When you hate your job as much as I hate mine, four days away from it make for a very therapeutic break indeed. This Easter was improved further by the occasion of my 46th birthday on Saturday. What this meant was a day free from compromise, and free from living up to the expectations of, or commitments towards other people. I didn't celebrate with a gram of cocaine and brace of courtesans, but instead spent the day with Helen, who I think was bemused at my paucity of indulgent ambition.
She brought me some smashing gifts from herself and her family in bed. How well they know me. If you ever chanced upon a high visibility cycling jacker, packet of liquorice allsorts, book on mindfulness, and yoga brick, you'd have a pretty good idea I was in the vicinity. Later, instead of committing to a grand day out in our walking boots, we tried some gentle urban exploration. A great fringe benefit of Green activism is that I have a much stronger sense of personal geography, and relish filling in the gaps on my mental map of the city I live in. We took woodland paths and local streets that don't lead anywhere, and I found rewarding new vistas less than ten minutes from home.
We were back on familiar birthday territory by the evening, although I had refused to book a restaurant in advance. I hazarded the opinion that I'd be comfortable somewhere that Frasier's Dad, Martin Crane would be, so we went where the diners were interesting, the food unpretentious, and the conversation unstilted. Then home, where, folk wisdom has it, married women do what their husbands fantasise about for the rest of the year with them.

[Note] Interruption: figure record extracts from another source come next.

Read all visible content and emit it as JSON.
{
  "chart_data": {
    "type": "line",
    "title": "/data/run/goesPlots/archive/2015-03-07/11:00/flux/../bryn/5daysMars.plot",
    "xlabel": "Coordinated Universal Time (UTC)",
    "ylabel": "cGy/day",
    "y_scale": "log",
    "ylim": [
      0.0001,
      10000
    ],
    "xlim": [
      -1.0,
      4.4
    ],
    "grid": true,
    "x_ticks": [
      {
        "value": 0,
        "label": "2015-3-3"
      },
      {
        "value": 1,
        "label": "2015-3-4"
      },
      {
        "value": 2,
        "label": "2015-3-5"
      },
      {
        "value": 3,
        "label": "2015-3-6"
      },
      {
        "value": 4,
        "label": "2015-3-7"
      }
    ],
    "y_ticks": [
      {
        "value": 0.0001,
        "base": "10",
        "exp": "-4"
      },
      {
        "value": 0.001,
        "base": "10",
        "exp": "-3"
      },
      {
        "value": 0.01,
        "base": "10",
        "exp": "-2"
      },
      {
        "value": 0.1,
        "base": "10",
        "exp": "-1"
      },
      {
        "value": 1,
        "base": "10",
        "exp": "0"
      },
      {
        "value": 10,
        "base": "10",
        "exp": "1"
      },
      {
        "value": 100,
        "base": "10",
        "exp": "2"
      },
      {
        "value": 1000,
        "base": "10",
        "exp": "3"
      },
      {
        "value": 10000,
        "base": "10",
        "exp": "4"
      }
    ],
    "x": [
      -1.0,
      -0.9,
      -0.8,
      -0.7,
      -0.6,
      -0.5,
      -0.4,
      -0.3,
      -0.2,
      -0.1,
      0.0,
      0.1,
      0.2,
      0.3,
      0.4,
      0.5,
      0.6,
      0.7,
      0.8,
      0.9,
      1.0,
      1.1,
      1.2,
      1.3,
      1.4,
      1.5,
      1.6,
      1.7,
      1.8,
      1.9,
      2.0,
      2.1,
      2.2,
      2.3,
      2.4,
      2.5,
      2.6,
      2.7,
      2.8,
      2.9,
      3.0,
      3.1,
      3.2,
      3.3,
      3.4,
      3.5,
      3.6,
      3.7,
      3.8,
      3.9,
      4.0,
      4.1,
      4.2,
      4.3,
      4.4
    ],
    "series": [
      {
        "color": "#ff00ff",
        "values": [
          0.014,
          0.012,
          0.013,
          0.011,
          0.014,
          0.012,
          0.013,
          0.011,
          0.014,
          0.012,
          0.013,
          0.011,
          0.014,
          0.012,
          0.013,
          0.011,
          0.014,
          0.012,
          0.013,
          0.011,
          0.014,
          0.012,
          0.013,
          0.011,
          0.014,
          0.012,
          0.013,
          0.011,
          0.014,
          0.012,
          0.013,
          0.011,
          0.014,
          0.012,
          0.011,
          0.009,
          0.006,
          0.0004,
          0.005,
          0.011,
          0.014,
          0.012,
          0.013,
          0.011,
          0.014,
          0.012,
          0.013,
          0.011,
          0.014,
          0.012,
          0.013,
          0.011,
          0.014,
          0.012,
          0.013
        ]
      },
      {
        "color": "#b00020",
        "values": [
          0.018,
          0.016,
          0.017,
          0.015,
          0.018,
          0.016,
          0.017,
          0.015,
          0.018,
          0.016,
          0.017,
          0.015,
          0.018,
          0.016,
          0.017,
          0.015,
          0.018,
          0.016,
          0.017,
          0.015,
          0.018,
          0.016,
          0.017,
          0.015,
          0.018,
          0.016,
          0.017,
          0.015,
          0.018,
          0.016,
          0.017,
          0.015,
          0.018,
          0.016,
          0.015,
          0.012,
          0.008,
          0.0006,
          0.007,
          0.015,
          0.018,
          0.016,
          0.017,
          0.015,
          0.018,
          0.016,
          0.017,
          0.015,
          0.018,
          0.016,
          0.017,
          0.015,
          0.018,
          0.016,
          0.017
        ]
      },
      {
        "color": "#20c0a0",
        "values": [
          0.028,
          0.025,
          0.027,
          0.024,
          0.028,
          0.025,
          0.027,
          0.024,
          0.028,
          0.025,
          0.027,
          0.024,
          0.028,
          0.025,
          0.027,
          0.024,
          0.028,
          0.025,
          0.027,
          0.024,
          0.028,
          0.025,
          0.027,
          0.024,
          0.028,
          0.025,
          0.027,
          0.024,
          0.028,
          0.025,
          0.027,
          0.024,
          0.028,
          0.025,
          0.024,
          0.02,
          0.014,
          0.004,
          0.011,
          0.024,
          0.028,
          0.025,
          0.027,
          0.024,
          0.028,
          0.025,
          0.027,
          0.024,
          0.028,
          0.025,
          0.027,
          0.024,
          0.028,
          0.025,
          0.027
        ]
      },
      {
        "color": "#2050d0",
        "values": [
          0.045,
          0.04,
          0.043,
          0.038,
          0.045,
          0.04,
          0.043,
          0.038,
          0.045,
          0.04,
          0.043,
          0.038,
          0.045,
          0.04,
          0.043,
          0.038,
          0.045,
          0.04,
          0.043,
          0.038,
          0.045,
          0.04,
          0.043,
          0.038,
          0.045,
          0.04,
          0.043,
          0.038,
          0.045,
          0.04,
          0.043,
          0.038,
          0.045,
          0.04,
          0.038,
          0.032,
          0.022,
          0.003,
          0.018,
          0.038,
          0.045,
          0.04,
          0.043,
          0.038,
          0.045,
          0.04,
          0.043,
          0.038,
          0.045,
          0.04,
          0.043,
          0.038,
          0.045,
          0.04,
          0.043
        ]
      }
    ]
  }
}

In my case, this is watching a complete early Doctor Who adventure. I chose "The Daemons", which is my earliest memory of the programme, from 1971, and it went down well, despite Helen's initial horror that it comprised five episodes.

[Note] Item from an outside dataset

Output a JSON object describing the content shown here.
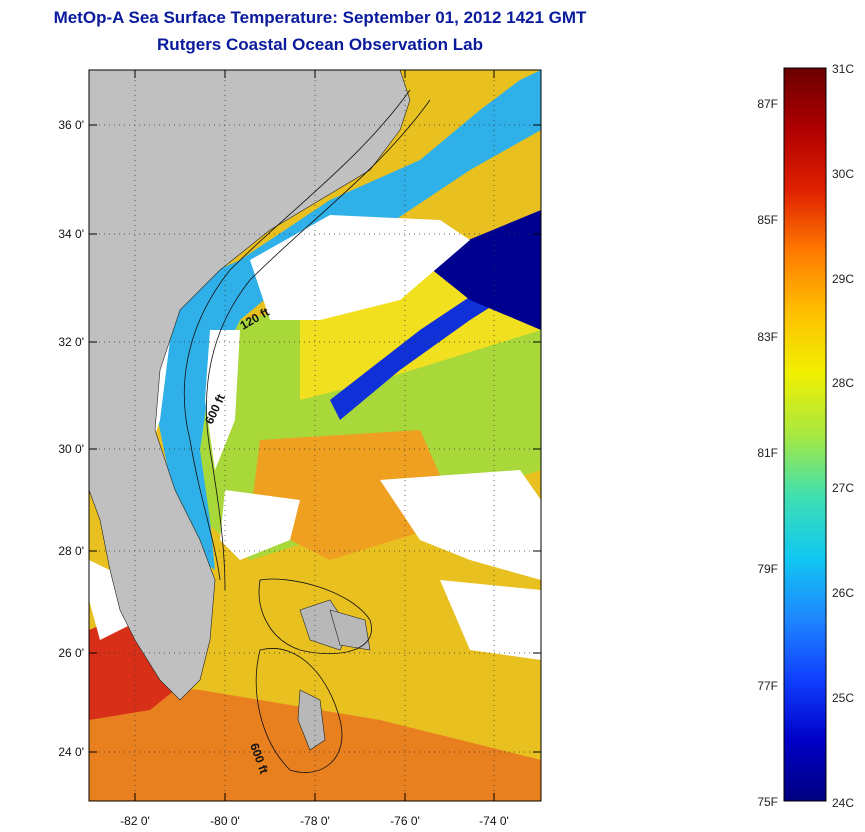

Today is the 20th anniversary of John Major's election win, and my thoughts are cast back to who I was and what I was doing in Spring 1992. On my birthday, I went to London to see Spinal Tap play a low-profile afternoon club gig, and I was reading Iain Banks' "The Crow Road". I was just embarking on a doomed, but fleetingly morale-boosting, dalliance, and rebuilding my self-confidence after having been bullied into leaving my job the previous Autumn. I think I would quite like my 26-year-old self, but oh, how I envy him his free time, and rather wish he could have applied himself more.
20 years later, I am still reading Iain Banks, specifically, his latest, "Stonemouth". I still care enough about music to be making trips to London to see one-off shows. And Helen and I have been together for twelve years, so I'm glad I wasn't put off looking for companionship. What's changed? Well, I have almost no spare time. I am making up for the lost time of my youth and trying to catch up and achieve what I realise I should have done earlier. That's why Easter feels special. I've even got time to write a blog entry.